Самоваръ былъ поставленъ на ломберномъ столѣ, разложенномъ противъ боковаго дивана. Анюта разливала чай. Человѣкъ разносилъ чашки и стаканы на большомъ подносѣ. Многіе изъ присутствующихъ подходили сами къ столу, брали булки, крендели, лимоны, или смородинный морсъ, поставленные на столѣ, и говорили нѣсколько словъ прекрасной хозяюшкѣ, или Маврѣ Даниловнѣ, которая подсѣла къ столику съ своею чашкою, вѣроятно для того, чтобъ Аннѣ Петровнѣ было не такъ скучно, Ладошинъ, выпивъ первый стаканъ, также подошелъ къ столу.
-- Вы такъ щедры, Анна Петровна, что я долженъ просить васъ класть поменьше сахара.
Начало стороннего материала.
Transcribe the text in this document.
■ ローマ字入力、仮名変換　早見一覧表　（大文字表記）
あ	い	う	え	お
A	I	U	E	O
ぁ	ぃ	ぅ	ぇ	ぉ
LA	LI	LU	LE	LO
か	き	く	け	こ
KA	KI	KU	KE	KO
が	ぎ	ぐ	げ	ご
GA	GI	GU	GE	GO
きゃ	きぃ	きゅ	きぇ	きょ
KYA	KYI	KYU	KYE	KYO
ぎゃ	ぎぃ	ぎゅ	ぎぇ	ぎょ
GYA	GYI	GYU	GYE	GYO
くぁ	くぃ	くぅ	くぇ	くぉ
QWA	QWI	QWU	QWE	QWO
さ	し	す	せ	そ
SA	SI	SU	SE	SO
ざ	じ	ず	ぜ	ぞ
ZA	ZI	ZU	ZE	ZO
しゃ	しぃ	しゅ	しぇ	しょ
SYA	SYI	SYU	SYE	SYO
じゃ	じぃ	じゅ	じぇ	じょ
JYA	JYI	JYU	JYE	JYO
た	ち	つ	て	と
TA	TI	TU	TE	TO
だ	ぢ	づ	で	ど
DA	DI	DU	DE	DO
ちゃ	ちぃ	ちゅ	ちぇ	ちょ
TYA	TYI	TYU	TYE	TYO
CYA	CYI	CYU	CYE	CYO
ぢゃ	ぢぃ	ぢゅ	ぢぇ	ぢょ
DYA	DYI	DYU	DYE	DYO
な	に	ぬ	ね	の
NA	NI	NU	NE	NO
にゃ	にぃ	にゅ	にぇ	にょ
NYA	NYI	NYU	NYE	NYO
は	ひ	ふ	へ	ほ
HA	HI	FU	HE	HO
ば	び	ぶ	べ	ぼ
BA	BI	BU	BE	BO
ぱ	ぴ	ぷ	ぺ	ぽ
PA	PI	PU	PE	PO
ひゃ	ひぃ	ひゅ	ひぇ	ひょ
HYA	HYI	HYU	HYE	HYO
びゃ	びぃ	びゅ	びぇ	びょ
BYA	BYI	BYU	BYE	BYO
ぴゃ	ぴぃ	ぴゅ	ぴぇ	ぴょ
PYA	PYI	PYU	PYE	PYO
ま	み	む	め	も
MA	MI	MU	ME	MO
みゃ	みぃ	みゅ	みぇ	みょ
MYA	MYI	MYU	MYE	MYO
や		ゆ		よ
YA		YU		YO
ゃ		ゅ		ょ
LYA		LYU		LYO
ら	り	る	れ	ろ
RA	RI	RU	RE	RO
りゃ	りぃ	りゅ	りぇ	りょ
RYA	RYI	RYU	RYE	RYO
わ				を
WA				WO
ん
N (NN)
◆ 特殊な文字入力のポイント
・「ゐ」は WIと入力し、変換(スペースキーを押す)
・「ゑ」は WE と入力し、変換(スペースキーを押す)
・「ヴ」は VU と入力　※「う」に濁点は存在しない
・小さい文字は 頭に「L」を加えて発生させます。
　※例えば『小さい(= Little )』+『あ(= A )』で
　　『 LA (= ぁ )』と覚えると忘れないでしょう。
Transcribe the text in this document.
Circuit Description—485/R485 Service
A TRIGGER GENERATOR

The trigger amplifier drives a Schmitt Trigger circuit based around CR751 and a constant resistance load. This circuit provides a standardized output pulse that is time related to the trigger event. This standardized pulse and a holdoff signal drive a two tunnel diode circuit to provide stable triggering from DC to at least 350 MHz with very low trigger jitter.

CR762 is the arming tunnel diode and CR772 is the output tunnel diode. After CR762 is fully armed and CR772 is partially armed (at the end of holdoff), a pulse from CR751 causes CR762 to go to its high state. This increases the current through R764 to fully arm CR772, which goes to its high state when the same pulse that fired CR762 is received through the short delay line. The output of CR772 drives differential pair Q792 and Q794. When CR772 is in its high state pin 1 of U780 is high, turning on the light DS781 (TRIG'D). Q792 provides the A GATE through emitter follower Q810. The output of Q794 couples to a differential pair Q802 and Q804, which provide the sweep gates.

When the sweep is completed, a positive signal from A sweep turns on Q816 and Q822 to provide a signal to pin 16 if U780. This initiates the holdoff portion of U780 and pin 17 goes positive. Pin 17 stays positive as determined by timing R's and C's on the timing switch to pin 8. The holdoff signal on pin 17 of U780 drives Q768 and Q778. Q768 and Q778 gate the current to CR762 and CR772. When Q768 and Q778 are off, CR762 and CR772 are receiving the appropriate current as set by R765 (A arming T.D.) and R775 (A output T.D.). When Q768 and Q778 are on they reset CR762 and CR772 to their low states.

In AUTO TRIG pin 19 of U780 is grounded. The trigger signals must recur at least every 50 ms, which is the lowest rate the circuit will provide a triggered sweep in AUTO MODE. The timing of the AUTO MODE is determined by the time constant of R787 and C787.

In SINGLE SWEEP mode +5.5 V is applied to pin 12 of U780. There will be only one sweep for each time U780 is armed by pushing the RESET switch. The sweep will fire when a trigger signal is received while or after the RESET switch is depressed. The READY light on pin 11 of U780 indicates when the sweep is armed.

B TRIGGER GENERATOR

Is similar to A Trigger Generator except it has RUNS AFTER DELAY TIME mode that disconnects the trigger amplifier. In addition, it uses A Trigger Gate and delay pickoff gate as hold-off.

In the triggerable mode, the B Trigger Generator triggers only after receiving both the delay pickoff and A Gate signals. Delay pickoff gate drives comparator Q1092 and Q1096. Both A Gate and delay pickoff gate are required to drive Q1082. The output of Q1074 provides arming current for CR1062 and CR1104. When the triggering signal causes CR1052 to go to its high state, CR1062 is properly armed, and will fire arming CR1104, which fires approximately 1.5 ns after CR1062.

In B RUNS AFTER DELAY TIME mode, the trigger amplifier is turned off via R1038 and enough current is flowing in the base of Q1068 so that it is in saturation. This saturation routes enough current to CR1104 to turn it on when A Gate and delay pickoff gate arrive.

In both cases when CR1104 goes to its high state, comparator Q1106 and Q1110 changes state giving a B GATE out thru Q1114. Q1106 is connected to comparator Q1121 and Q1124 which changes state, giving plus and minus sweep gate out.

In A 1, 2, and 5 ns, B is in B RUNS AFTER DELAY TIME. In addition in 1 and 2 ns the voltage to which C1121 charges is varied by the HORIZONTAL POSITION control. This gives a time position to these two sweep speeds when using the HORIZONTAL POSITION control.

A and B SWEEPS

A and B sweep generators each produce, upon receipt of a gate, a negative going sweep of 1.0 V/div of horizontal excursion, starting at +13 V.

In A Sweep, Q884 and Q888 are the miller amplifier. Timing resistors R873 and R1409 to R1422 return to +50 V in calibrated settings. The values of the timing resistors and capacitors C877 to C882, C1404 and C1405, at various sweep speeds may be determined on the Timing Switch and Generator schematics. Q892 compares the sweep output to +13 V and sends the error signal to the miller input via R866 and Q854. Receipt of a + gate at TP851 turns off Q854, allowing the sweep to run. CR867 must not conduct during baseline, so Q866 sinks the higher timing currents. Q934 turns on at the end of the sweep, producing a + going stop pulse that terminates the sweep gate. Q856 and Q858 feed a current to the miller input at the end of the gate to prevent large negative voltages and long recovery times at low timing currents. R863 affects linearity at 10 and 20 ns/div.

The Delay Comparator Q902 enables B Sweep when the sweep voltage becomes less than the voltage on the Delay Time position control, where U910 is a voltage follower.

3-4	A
-- Вы вѣрно пьете со сливками?
-- Никогда! развѣ только лѣтомъ, когда сливки особенно хороши.
-- Ахъ! не говорите этого.
-- Что же тутъ для васъ непріятнаго?
-- Это мнѣ напоминаетъ, что лѣто ужь прошло.
-- Какъ-будто вы не любите зимы! А балы?
-- Да, если еще поѣдутъ въ городъ. Да вѣдь до того какъ еще долго, а теперь -- эта несносная осень.
-- Осень, какъ нынѣшняя! Грѣхъ вамъ, Анна Петровна. Тепло, какъ въ маѣ. Вы не гуляете?
-- Какъ можно! бабушка боится простуды.
-- Какъ-будто все надобно съ нею?
-- Я цѣлый день съ нею.
-- А вечеромъ? Ныньче чудесные, теплые, свѣтлые вечера...
Ладошинъ смотрѣлъ пристально на молодую дѣвушку и съ какимъ-то совершенно особеннымъ выраженіемъ. Онъ стоялъ такъ, что никто изъ общества, кромѣ Анны Петровны и, можетъ-быть, Мавры Даниловны, не могъ видѣть лица его.
-- Не-уже-ли вы никогда не выходите въ садъ полюбоваться лунной ночью? продолжалъ онъ.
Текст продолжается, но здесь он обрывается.